Every new service split must include manifest grants and QEMU assertions for both allowed behavior and at least one rejected overbroad action.
Verification Gates
For each phase that changes behavior:
-
make fmt-check -
make generated-code-checkwhen schema or generated bindings change. - Generated content freshness check when mission source data or content generation changes.
- Relevant host tests for content validation or pure logic.
- Prefer pure Rust unit tests for complex deterministic game logic: calendar/season rules, resource tables, blueprint validation, market matching, escrow state machines, route constraints, and agent quota accounting.

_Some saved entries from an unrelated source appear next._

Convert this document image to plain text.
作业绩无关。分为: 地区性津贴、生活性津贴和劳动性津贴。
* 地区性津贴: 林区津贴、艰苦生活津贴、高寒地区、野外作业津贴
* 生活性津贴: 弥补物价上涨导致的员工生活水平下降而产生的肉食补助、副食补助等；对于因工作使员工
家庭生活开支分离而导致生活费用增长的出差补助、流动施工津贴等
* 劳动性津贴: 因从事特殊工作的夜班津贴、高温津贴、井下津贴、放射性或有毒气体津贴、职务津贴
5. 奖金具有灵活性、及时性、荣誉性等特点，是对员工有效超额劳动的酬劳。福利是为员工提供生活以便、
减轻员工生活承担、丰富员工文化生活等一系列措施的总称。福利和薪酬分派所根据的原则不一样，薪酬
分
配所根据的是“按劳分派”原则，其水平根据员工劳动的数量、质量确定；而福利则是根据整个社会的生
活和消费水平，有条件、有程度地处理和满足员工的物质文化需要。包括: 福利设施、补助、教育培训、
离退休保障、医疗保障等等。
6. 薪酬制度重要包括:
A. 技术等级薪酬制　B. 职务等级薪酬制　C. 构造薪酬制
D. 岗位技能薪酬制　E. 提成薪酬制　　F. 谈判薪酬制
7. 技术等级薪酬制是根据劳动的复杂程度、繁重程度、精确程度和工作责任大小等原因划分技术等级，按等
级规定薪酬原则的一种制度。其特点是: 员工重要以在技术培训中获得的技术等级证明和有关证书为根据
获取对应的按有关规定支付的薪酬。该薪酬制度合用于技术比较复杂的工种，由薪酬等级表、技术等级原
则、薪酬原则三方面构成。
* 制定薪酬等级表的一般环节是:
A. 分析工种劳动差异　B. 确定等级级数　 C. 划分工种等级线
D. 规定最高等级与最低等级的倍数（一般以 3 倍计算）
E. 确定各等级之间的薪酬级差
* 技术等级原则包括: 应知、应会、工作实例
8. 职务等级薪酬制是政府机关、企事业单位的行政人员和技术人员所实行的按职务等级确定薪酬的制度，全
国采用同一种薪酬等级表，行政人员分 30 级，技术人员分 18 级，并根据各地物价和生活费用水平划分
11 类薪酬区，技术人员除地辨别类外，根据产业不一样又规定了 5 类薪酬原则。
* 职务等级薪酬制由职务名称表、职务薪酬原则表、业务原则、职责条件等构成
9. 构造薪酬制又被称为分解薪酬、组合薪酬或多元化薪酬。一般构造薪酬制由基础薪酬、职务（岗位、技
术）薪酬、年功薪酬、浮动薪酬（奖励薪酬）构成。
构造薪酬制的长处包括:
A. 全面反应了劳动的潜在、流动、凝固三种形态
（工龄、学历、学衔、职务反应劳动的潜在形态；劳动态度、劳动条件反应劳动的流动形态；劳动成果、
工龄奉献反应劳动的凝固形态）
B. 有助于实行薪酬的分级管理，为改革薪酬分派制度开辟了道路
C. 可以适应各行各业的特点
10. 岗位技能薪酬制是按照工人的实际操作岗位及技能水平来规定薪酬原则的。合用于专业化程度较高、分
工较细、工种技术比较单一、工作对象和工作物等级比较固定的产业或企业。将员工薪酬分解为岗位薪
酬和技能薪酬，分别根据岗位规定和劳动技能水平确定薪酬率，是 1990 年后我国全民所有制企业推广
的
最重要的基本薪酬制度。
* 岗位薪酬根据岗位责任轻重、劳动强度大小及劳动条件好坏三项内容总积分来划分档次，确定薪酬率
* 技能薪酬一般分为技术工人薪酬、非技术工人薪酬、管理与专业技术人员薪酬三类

- Use a real Rust test client process calling game caps for complex scenario tests that cross service boundaries: custody, construction, market transactions, party assists, and regional economy flows.
- Keep the current command-client transcript focused on basic command and client functionality: parsing, rendering, representative success/failure calls, and stable QEMU smoke proof. Do not make it the only coverage for complex game state machines.
- Save-record encode/decode and migration tests when profile, expedition, ledger, or cloud-bridge persistence changes.
- User-save capsule tamper/replay/wrong-profile tests when browser-mediated backup or restore changes.
-
make run-adventurewith deterministic transcript assertions for the new behavior.
For content-only changes:
- Content validator tests must pass.
- Generated content freshness check must pass when content blobs are checked in.
-
make run-adventuremust still prove the visible mission path.
Do not claim the full adventure proposal is implemented until the Aurelian mission, authority inventory, actor roles, relic custody, debrief, and deterministic proof path all land.